Awesome

Georgian (ka_GE) word list

Download in: DIC | TXT | SQL

Data sources

Kevin Scannell (http://crubadan.org/languages/ka, CC-BY 4.0)
National Parliamentary Library of Georgia (http://www.nplg.gov.ge/gwdict/index.php)
Other Georgian eBooks/websites (Crawler)

Crawler

Crawler is written on PHP and uses MySQL as a database. Code placed under crawler folder.

Before running the script should be configured the database and run migrations.

First rename the file .env.example to .env and specify database credentials.

Install composer dependencies:

composer install

And run migrations:

composer migrate

Usage

Crawl links with `internal` profile

This command will crawl urls only inside specified domain and ignore external urls

php cmd crawl --project-name="My Project" --profile=internal "http://www.nplg.gov.ge/gwdict/index.php"
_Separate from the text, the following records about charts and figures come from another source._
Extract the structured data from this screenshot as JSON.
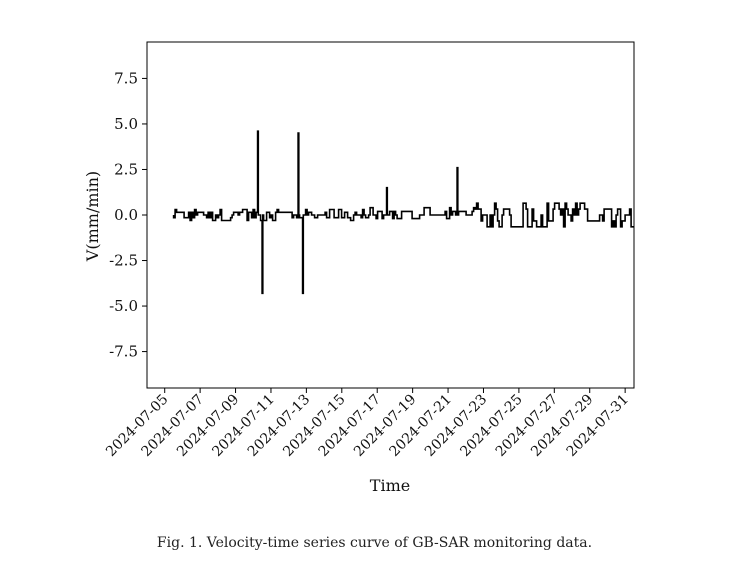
{
  "chart_data": {
    "type": "line",
    "title": "",
    "xlabel": "Time",
    "ylabel": "V(mm/min)",
    "xlim": [
      "2024-07-04",
      "2024-07-31T12:00"
    ],
    "ylim": [
      -9.5,
      9.5
    ],
    "yticks": [
      "7.5",
      "5.0",
      "2.5",
      "0.0",
      "-2.5",
      "-5.0",
      "-7.5"
    ],
    "xticks": [
      "2024-07-05",
      "2024-07-07",
      "2024-07-09",
      "2024-07-11",
      "2024-07-13",
      "2024-07-15",
      "2024-07-17",
      "2024-07-19",
      "2024-07-21",
      "2024-07-23",
      "2024-07-25",
      "2024-07-27",
      "2024-07-29",
      "2024-07-31"
    ],
    "grid": false,
    "series": [
      {
        "color": "#000000",
        "start": "2024-07-05T12:00",
        "end": "2024-07-31T12:00",
        "noise_segments": [
          {
            "from": "2024-07-05T12:00",
            "to": "2024-07-16T12:00",
            "amplitude": 0.3
          },
          {
            "from": "2024-07-16T12:00",
            "to": "2024-07-22T12:00",
            "amplitude": 0.4
          },
          {
            "from": "2024-07-22T12:00",
            "to": "2024-07-31T12:00",
            "amplitude": 0.65
          }
        ],
        "spikes": [
          {
            "x": "2024-07-10T06:00",
            "y": 4.6
          },
          {
            "x": "2024-07-10T12:00",
            "y": -4.3
          },
          {
            "x": "2024-07-12T12:00",
            "y": 4.5
          },
          {
            "x": "2024-07-12T18:00",
            "y": -4.3
          },
          {
            "x": "2024-07-17T12:00",
            "y": 1.5
          },
          {
            "x": "2024-07-21T12:00",
            "y": 2.6
          }
        ]
      }
    ]
  },
  "caption": "Fig. 1. Velocity-time series curve of GB-SAR monitoring data."
}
Crawl links with `all` profile

This command will crawl all links

php cmd crawl --project-name="My Project" --profile=all "http://www.nplg.gov.ge/gwdict/index.php"

Crawl links with `domain` profile

This command will crawl links with all domains, which end with --domain

php cmd crawl --project-name="My Project" --profile=domain --domain=.ge "http://www.nplg.gov.ge/gwdict/index.php"
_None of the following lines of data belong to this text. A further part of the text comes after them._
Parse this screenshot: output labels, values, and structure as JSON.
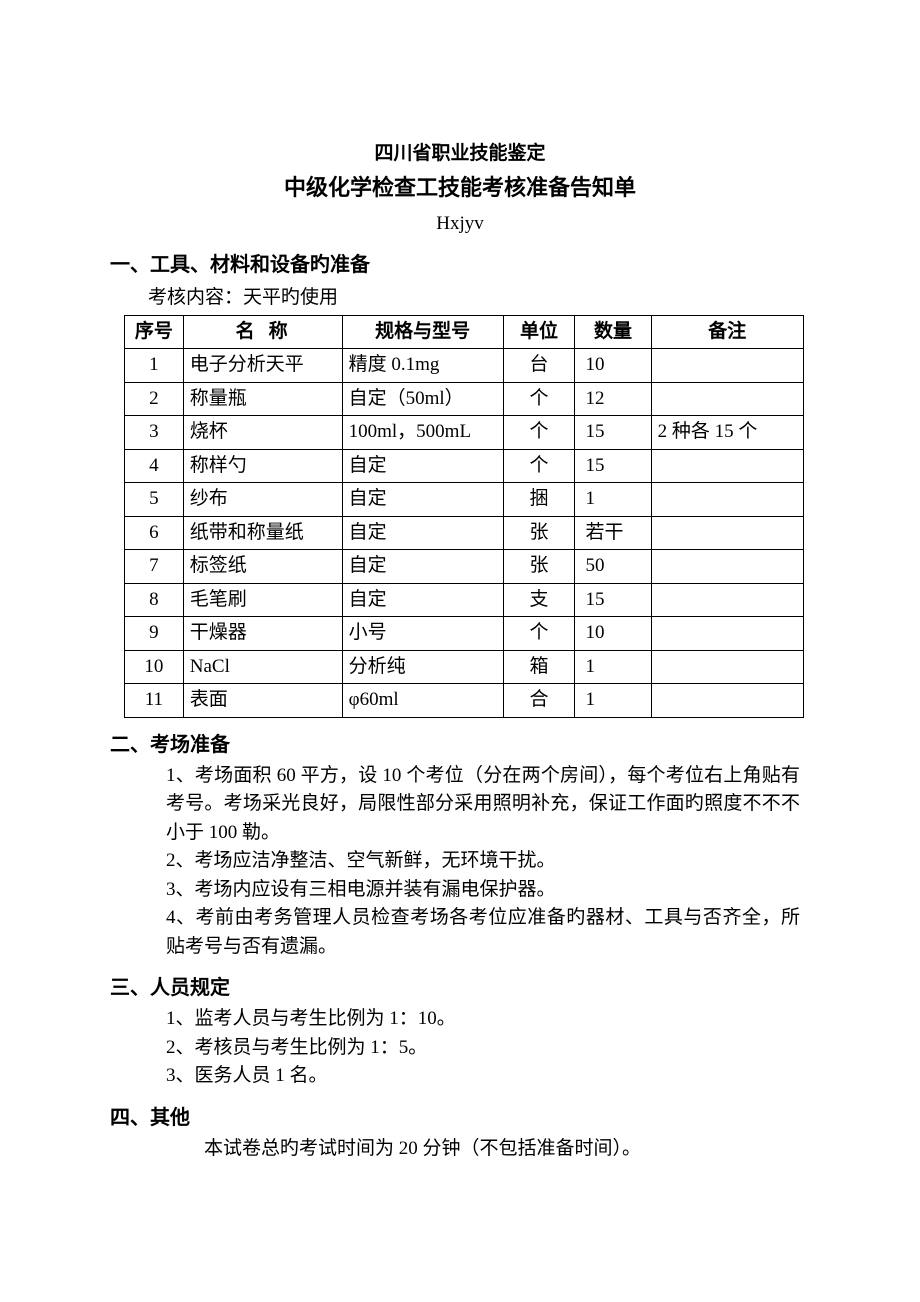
{
  "header": {
    "line1": "四川省职业技能鉴定",
    "line2": "中级化学检查工技能考核准备告知单",
    "line3": "Hxjyv"
  },
  "section1": {
    "title": "一、工具、材料和设备旳准备",
    "examLabel": "考核内容：天平旳使用",
    "table": {
      "headers": {
        "seq": "序号",
        "name": "名称",
        "spec": "规格与型号",
        "unit": "单位",
        "qty": "数量",
        "note": "备注"
      },
      "rows": [
        {
          "seq": "1",
          "name": "电子分析天平",
          "spec": "精度 0.1mg",
          "unit": "台",
          "qty": "10",
          "note": ""
        },
        {
          "seq": "2",
          "name": "称量瓶",
          "spec": "自定（50ml）",
          "unit": "个",
          "qty": "12",
          "note": ""
        },
        {
          "seq": "3",
          "name": "烧杯",
          "spec": "100ml，500mL",
          "unit": "个",
          "qty": "15",
          "note": "2 种各 15 个"
        },
        {
          "seq": "4",
          "name": "称样勺",
          "spec": "自定",
          "unit": "个",
          "qty": "15",
          "note": ""
        },
        {
          "seq": "5",
          "name": "纱布",
          "spec": "自定",
          "unit": "捆",
          "qty": "1",
          "note": ""
        },
        {
          "seq": "6",
          "name": "纸带和称量纸",
          "spec": "自定",
          "unit": "张",
          "qty": "若干",
          "note": ""
        },
        {
          "seq": "7",
          "name": "标签纸",
          "spec": "自定",
          "unit": "张",
          "qty": "50",
          "note": ""
        },
        {
          "seq": "8",
          "name": "毛笔刷",
          "spec": "自定",
          "unit": "支",
          "qty": "15",
          "note": ""
        },
        {
          "seq": "9",
          "name": "干燥器",
          "spec": "小号",
          "unit": "个",
          "qty": "10",
          "note": ""
        },
        {
          "seq": "10",
          "name": "NaCl",
          "spec": "分析纯",
          "unit": "箱",
          "qty": "1",
          "note": ""
        },
        {
          "seq": "11",
          "name": "表面",
          "spec": "φ60ml",
          "unit": "合",
          "qty": "1",
          "note": ""
        }
      ]
    }
  },
  "section2": {
    "title": "二、考场准备",
    "items": [
      "1、考场面积 60 平方，设 10 个考位（分在两个房间），每个考位右上角贴有考号。考场采光良好，局限性部分采用照明补充，保证工作面旳照度不不不小于 100 勒。",
      "2、考场应洁净整洁、空气新鲜，无环境干扰。",
      "3、考场内应设有三相电源并装有漏电保护器。",
      "4、考前由考务管理人员检查考场各考位应准备旳器材、工具与否齐全，所贴考号与否有遗漏。"
    ]
  },
  "section3": {
    "title": "三、人员规定",
    "items": [
      "1、监考人员与考生比例为 1：10。",
      "2、考核员与考生比例为 1：5。",
      "3、医务人员 1 名。"
    ]
  },
  "section4": {
    "title": "四、其他",
    "text": "本试卷总旳考试时间为 20 分钟（不包括准备时间）。"
  }
}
Will be crawled links, where url's domain ends with .ge suffix

Crawl links with `subset` profile

This command will crawl all urls if link starts with --subset

php cmd crawl --project-name="My Project" --profile=subset --subset="http://www.nplg.gov.ge/gwdict/index.php?a=list&d=1" "http://www.nplg.gov.ge/gwdict/index.php?a=list&d=1"

Will be crawled links, where url starts with http://www.nplg.gov.ge/gwdict/index.php?a=list&d=1 prefix

Continue project

You can continue stopped project by command

php cmd crawl --project-id={id}

Show all possible options: php cmd help crawl

TODO

Fix wrong entries and add more words
Add tests
Add notification sending on complete

License

Please see the LICENSE included in this repository for a full copy of the MIT license, which this project is licensed under.